Flood of interest in free education scheme from fee-paying schools
Published 01/04/2013 | 05:00
THE number of fee-paying schools considering entering the free education scheme has doubled in recent weeks.
The Department of Education is now dealing with inquiries from eight of the 54 schools remaining in the fee-paying sector after Kilkenny College decided to exit.
The flood of interest follows the announcement by the college that it will stop charging tuition fees from September, following an agreement with the department.
Many fee-paying schools are feeling the financial pinch and those that are struggling may find that they are better off in the free scheme.
In the current economic climate, fee-paying schools are under pressure on two fronts – falling pupil numbers and reduced state support in the form of teachers' salaries.
Protestant schools have been particularly hard hit, as their pupils come from a wide socioeconomic base.

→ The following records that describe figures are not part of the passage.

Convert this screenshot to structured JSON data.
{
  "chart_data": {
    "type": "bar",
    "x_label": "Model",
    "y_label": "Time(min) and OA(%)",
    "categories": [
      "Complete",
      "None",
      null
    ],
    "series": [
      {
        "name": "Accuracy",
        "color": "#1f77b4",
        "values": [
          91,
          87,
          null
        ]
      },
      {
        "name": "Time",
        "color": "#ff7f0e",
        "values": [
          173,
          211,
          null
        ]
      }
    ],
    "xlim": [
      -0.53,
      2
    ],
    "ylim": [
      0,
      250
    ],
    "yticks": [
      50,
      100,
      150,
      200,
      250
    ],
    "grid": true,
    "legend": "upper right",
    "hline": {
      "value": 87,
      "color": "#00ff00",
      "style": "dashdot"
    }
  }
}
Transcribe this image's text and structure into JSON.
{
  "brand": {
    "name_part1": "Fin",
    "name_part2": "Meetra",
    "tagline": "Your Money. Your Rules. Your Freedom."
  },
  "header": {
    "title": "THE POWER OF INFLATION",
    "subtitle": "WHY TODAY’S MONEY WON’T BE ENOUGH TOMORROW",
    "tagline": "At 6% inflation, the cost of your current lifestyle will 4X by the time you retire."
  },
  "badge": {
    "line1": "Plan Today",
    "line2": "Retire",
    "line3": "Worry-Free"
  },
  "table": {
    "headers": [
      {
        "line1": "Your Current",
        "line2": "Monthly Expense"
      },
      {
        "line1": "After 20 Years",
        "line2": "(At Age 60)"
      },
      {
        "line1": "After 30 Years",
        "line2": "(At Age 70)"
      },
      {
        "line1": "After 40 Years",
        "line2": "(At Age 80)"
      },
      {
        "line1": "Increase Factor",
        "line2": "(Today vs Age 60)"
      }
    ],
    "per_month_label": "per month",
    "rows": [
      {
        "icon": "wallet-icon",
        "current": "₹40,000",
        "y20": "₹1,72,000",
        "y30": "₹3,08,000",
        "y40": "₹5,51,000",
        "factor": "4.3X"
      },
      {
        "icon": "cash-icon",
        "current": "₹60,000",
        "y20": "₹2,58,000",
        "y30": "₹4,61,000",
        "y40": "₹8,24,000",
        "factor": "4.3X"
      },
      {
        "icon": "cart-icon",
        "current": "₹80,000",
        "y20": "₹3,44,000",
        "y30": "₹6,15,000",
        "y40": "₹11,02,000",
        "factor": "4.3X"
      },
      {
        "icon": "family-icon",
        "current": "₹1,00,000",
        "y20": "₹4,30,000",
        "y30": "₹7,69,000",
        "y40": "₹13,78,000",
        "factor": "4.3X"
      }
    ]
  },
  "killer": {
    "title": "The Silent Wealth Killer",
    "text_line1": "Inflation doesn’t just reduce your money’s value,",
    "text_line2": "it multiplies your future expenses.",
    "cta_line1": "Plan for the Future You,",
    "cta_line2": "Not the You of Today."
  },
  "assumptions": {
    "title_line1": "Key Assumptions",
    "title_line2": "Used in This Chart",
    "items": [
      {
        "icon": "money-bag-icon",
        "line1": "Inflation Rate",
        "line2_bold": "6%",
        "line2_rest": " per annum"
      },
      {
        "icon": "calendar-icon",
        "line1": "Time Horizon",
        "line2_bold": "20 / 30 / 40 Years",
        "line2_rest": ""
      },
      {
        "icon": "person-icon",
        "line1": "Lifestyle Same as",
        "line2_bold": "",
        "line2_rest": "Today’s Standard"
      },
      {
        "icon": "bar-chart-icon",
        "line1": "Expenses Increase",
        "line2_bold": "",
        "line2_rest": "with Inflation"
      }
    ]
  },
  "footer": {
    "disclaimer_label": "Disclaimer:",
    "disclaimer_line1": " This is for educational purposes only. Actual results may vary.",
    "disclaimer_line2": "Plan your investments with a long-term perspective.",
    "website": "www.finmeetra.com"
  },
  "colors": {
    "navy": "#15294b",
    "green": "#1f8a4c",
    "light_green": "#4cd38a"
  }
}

The inquires made to the department have been from Protestant and Catholic schools, and also include day and boarding establishments.
Arising from the last Budget, the pupil-teacher ratio (PTR) in fee-paying schools will rise to 23:1 from next September, compared with 19:1 for those in the free education scheme.
Further cuts in the pupil-teacher ratio in the fee-paying sector are likely as the department seeks ongoing savings.
A recent departmental report found that fee-paying schools have an average €1.5m discretionary income at any one time.
However, there are wide variations, with the wealthiest school enjoying a bank balance of €4.7m while the least well off had reserves of €112,000.
In total, the sector enjoys an €81m revenue boost over and above that available to similarly sized schools in the free education scheme, which don't charge tuition fees.
The debate for a fee-paying school is whether it stands to gain more from charging tuition fees than what it would receive in state support if it entered the scheme.
While free education schools cannot charge tuition fees, they benefit from a range of grants – such as for building and running costs – not paid to fee-paying schools, as well as the better pupil-teacher ratio.
The State pays about €96m a year in subvention to fee-paying schools, mainly in the form of teachers' salaries, and Education Minister Ruairi Quinn is under pressure from within the Labour ranks to end that.
He said he does not want to close fee-paying schools, but is open to more of them coming into the free system. He said he wanted to give parents choice but that there was also a need for equity and fairness.
The department has said it would cost the State €23m a year if all fee-paying schools came into the free scheme.